Patrick Leigh Fermor: Drei Briefe aus den Anden

Ausschnitt aus einer um 90° im Gegenuhrzeigersinn gedrehten Postkarte mit dem Gipfel des Machu Picchu im Hintergrund und ein paar Ruinen im Vordergrund. Ausschnitt aus Buchcover.

Von Patrick Leigh Fermor haben wir hier schon vier Bücher vorgestellt – allesamt Reiseberichte. Vier Bücher, aber nur zwei Reisen, denn je zwei Bücher betreffen jeweils dieselbe Reise. Da ist zum einen der (Jahrzehnte später erstellte) Bericht über seine allererste Reise, die als 18-Jähriger begann und auf der er (meistens) zu Fuß von Hoek van Holland nach Konstantinopel marschierte. Die zweite war eine Rundreise auf der griechischen Halbinsel. Beide Reisen hat Fermor aber nicht zu Ende beschrieben; in beiden Fällen war ein dritter Band vorgesehen, der in beiden Fällen nicht mehr geliefert wurde. Während von seiner Fußreise eine Art Notizen oder Vorstufe existiert, die manchmal als Teil 3 angepriesen wird, existiert zur Griechenland-Reise kein Schlussteil. Dass in beiden Fällen Teile fehlen, liegt vor allem daran, dass Fermor ungeheuer langsam in seinem Schreiben war. Und dies liegt wiederum daran, dass er unterm Schreiben den eigentlichen Reisebericht zu ergänzen pflegte mit weitergehenden Anekdoten zu den Leuten, die er unterwegs antraf, und er sie auch mit historischen oder literarischen Bezügen anreicherte. Das alles wollte aber natürlich nicht nur geschrieben, sondern recherchiert sein.

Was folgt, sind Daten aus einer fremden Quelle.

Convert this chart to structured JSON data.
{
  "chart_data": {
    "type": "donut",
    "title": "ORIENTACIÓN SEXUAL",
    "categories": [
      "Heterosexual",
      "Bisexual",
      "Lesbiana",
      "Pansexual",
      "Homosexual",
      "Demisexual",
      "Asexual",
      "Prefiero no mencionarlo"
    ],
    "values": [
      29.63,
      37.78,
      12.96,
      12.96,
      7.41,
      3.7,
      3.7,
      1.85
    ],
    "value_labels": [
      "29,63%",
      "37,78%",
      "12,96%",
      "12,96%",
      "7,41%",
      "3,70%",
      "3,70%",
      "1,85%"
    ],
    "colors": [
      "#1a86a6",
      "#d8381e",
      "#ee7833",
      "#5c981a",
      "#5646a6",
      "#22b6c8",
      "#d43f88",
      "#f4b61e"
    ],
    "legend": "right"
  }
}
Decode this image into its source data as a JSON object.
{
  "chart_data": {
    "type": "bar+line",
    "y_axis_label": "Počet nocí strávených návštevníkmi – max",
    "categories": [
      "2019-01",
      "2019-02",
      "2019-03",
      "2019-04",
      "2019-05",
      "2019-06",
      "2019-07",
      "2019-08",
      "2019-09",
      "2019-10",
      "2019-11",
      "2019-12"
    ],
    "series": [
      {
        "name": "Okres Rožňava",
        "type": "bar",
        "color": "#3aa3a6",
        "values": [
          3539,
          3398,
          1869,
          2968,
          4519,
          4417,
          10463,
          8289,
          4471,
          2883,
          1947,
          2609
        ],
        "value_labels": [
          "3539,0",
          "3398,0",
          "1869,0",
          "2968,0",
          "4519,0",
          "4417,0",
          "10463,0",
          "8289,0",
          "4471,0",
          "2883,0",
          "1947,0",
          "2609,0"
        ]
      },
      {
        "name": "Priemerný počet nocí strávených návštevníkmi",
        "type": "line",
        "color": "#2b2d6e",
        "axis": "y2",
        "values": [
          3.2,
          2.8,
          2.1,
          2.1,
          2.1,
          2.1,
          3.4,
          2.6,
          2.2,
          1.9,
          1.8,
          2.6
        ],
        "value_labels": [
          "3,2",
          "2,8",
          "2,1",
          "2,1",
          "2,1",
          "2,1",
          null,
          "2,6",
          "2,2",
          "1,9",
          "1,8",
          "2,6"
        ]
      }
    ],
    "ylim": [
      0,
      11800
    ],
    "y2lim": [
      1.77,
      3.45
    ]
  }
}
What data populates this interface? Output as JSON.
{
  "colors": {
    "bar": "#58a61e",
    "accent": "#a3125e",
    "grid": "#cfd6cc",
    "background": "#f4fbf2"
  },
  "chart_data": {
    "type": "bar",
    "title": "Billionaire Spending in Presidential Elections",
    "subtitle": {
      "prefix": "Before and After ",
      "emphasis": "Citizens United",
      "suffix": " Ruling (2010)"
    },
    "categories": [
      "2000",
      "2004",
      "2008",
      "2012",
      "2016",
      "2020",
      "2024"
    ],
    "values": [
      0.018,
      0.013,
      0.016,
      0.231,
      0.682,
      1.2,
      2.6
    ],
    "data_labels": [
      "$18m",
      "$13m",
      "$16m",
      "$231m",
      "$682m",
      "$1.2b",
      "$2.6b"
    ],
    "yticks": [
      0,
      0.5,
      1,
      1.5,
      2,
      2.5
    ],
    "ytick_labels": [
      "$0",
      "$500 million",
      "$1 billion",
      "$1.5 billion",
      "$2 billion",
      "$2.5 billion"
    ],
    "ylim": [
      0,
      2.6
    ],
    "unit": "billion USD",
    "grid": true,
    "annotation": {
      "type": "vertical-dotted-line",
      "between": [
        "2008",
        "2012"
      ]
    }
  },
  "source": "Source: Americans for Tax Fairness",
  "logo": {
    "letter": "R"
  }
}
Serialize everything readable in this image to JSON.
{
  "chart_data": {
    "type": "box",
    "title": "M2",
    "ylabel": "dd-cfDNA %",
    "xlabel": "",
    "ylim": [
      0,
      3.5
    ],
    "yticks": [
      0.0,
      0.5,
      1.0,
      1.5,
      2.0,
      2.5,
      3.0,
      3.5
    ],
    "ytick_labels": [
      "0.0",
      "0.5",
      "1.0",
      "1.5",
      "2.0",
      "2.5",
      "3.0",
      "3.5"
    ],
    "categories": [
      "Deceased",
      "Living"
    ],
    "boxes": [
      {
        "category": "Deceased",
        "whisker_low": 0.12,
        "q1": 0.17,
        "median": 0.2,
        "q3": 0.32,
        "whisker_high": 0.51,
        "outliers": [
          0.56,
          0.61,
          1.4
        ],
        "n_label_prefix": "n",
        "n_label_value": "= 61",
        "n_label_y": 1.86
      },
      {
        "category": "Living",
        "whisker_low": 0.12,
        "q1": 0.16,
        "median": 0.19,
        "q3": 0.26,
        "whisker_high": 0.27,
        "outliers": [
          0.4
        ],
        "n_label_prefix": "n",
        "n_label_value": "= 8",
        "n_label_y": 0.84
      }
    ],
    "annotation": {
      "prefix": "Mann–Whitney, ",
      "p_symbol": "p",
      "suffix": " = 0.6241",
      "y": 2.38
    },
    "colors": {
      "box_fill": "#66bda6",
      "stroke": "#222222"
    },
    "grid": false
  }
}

Ganz anders nun diese Drei Briefe aus den Anden hier. Nicht, weil dieses Buch, wie ja schon der Titel andeutet, eine Reise außerhalb Europas schildert – tatsächlich wurde Fermor als Reiseschriftsteller bekannt durch sein Buch The Traveller’s Tree, in dem er von seiner Reise in die Südsee erzählte. Aber, obwohl er auch hier eine Dreiteilung beibehält, ist dieser Reisebericht aus den Anden vollständig: Hinflug nach Lima, Aufenthalt in Quito und an andern Orten im Gebirge, Rückflug nach London.

Dass ihm dies gelang, liegt wohl vor allem am Umstand, dass er hier für einmal praktisch vollständig auf seine sonst üblichen historischen und literarischen Exkurse verzichtet, ebenso aufs Erzählen von Anekdoten. Die drei Briefe waren auch wirklich drei Briefe, die er von unterwegs an seine Frau schickte, die in Griechenland, der Wahlheimat des Ehepaars, geblieben war. (Allerdings – und hier zeigt sich doch so etwas wie der Fluch des dritten Teils bei Fermor – wurde der dritte Brief nicht mehr abgeschickt. Fermor beendete ihn im Flugzeug auf dem Rückflug nach England.) Den Grund für diese praktisch komplette Absenz seiner sonst üblichen Mäander kann ich nur vermuten. Interessierte ihn die Welt der Inka wenig oder gar nicht? (Immerhin: Die riesigen Quadersteine der Inka-Architektur faszinierten und beeindruckten ihn. Ebenso die Aufführung einiger alten Rituale, die vielleicht aus der Zeit der Inka-Herrschaft stammten, vielleicht sogar älter waren, vielleicht aber auch jünger.) Auch die Kolonialherrschaft der Spanier interessierte ihn vor allem in Beziehung auf die imposanten Barock-Bauten in Lima und in Quito. Die Inquisition wird ein paar Mal erwähnt, aber wir erfahren weiter nichts über sie. Wir erfahren vom schlechten peruanischen Wein und vom guten (aber geschmuggelten!) chilenischen. Vom meist nicht gerade guten Essen in den peruanischen Hotels und Gaststätten und davon, wie sie sich rasch an die aufgewärmten Büchsen-Ravioli im Lager gewöhnten. (Es kocht natürlich die einzige Frau im Team – wir sind im Jahr 1971 – und Fermor vergleicht sie einmal mit Wendy.)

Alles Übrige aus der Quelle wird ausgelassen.